Before I get on to today’s experiments, it is certainly worth while to see what else Klee has to say about the act of forming. He begins one section of his Notebook by describing the reaction of sawdust on a thin plank of wood to a violin bow drawn across its edge. A pattern appears in the sawdust because the bow caused the plank to vibrate. He goes on to say,
“There is resonance inside the particles, immanent within them. Their oscillations range from the very simplest to composite modes. Inexorable law must express itself throughout. The bow can have no pity. Every expression of function must be cogently justified. Only then will that which is in the beginning, that which mediates and that which is at the end, belong together intimately. And nowhere will the dubious be able to obtrude, for every part fits ineluctably into the next.
Only in this way can it be done. One must not leap in at random, least of all at the tail end. One must get in at the ground floor. That alone will avoid regality, and the entire growth process will then function without interruption.” (same reference as above, pg. 66)

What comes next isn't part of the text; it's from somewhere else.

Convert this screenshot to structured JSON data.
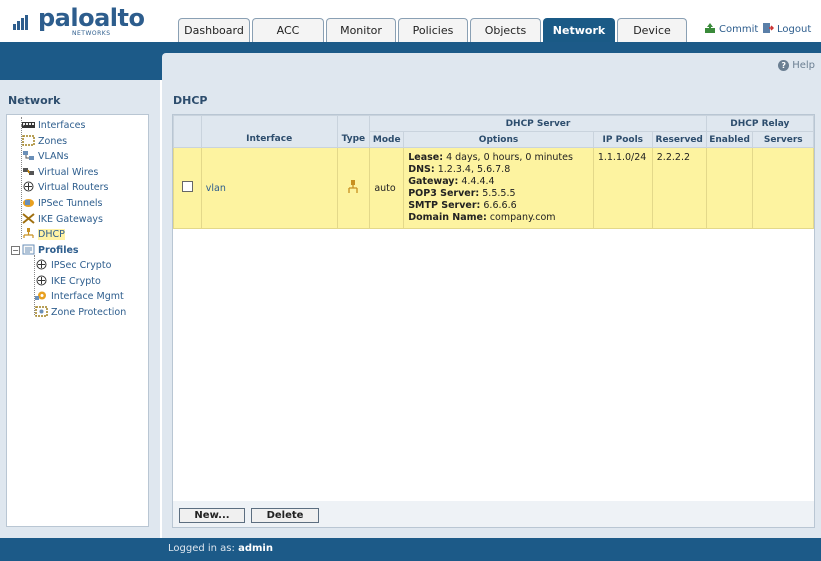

I’m ok with this. I’ll get in on the ground floor. The only problem is that I only have a little bit of an idea where to go from there. What worries me is Klee’s very next passage:
“Wherever there are gaps or crude tears, however, nonsense always emerges as such, in various guises. Dead forms, creaking noise, moans, breaks, monstrosities. Or, when not quite so bad: Infertility, barrenness, pseudo existence, casual false-fronts, belonging to nothing. Things without growth. Eyes without function. Unnaturalness, surpassingly fair, Aestheticism, Formalism.
Whatever rests on the foundations of life, on the other hand, is good, when new formation and preservation each find themselves in the other.”
And yet, despite the possibility that the work I just completed is a monstrosity, I now proceed to public display of today’s study.
My object in this study was to minimize the flag-like overall appearance of my field of poppies.
I really had fun with this after a planted a couple of red drops in the yellow field. The yellow drops on the blue field provided an almost photographic negative image of the yellow field. The best fun was the clear water drips at the interface between the blue and yellow. I could think think of a dozen stories about underground creatures burping up poppies or undersea creatures.
I thought that maybe I unleashed some of the vibrations from the watercolor paper.
I should have left well enough alone. The glazing I applied in the next step was not kind to this piece.
I don’t mind the fact that some of the poppies smeared or that the water blooms were dulled. I do mind the line I left just below the lowest point of the yellow-blue interface.
With the pale blue sky, which is not really visible in the picture, the rounded contour of the yellow and the concavity of the blue field, at least it doesn’t look like the Poppystan flag any more.